Sec. 2. [TRANSITION ADJUSTMENT.]
(a) In certifying postretirement adjustment percentages
under Minnesota Statutes, section 11A.18, subdivision 9,
paragraph (b), the state board of investment shall add to the
increase in the Consumer Price Index the percentage amounts
listed below only for the years indicated.
Date adjustment payable Percentage amount added
January 1, 1994 1.00 percent
January 1, 1995 .75 percent
January 1, 1996 .50 percent
January 1, 1997 .25 percent
The percentage amounts added under this section are not subject
to the limits in Minnesota Statutes, section 11A.18, subdivision
9, paragraph (b). The percentage amounts added under this
section must be included in the percentage increase used under
Minnesota Statutes, section 11A.18, subdivision 9, paragraph
(c), clause (3), to determine the amount of excess market value
or negative balance.
(b) The state board of investment shall not add the
transition adjustment to the Consumer Price Index based
adjustment if the investment return based adjustment without the
transition adjustment factored in is equal to or greater than
the transition adjustment.
(c) If a transition adjustment is added to the Consumer
Price Index based adjustment, an investment return based
adjustment may not be paid.
(d) The transition adjustment is paragraph (a). The
Consumer Price Index based adjustment is the adjustment under
section 11A.18, subdivision 9, paragraph (b). The investment
return based adjustment is the adjustment under section 11A.18,
subdivision 9, paragraph (c).
Sec. 3. [11A.041] [REPORT ON POSTRETIREMENT INVESTMENT
FUND INVESTMENT PERFORMANCE AND ADJUSTMENT CALCULATION.]

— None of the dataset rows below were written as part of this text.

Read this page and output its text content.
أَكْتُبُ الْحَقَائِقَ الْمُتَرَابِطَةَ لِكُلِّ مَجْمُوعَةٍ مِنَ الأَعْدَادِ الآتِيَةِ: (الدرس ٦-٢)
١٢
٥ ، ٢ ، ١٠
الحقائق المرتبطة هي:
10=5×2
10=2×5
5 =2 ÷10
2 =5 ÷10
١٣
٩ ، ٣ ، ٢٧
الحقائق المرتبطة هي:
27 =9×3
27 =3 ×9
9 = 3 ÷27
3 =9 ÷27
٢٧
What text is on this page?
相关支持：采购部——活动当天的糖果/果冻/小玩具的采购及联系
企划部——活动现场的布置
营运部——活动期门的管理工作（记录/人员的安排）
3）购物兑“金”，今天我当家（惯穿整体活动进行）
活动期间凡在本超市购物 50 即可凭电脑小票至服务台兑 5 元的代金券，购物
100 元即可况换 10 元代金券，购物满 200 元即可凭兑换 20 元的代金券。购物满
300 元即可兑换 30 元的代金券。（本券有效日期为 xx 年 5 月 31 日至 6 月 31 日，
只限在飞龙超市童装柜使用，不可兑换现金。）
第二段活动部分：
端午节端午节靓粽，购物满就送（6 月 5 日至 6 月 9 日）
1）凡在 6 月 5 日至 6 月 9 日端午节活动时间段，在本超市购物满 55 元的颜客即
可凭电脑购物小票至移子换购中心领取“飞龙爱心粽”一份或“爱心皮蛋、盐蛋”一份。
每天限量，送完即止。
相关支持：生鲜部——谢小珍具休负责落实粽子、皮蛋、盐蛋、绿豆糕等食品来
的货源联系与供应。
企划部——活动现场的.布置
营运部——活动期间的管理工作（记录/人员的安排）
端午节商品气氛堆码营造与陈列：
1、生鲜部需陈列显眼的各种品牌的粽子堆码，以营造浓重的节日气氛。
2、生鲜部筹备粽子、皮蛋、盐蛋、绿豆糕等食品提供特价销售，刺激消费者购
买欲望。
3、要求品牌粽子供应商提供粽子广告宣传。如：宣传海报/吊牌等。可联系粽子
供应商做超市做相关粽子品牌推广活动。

The state board of investment shall annually report to the
legislative commission on pensions and retirement, the house of
representatives governmental operations committee, and the
senate governmental operations committee on the investment
performance investment activities, and postretirement adjustment
calculations of the Minnesota postretirement investment fund
established under Minnesota Statutes, section 11A.18. The
annual report must be filed before January 1. The contents of
the report must include the reporting requirements specified by
the legislative commission on pensions and retirement as part of
the standards adopted by the commission under Minnesota
Statutes, section 3.85, subdivision 10. The report also may
include any additional information that the state board of
investment determines is appropriate.
Sec. 4. [APPROPRIATION.]
$395,000 is appropriated to the commissioner of revenue for
state reimbursement of supplemental retirement benefits paid to
volunteer firefighters under Minnesota Statutes, section
424A.10. The reimbursement for 1992 must be paid from the same
sources as the 1990 and 1991 reimbursements were paid.
Sec. 5. [EFFECTIVE DATE.]
Sections 1 and 2 are effective July 1, 1992, and first
apply to calculations for postretirement adjustments payable
January 1, 1994, based on excess market value as of June 30,
1993, and increases in the Consumer Price Index between June 30,
1992, and June 30, 1993. The calculations made to determine the
amount of a postretirement adjustment to be paid beginning
January 1, 1993, and the payment of this adjustment, must be
based on the law in effect on the day before the effective date
of sections 1 and 2. Section 4 is effective the day following
final enactment.
Presented to the governor April 17, 1992
Signed by the governor April 29, 1992, 8:00 a.m.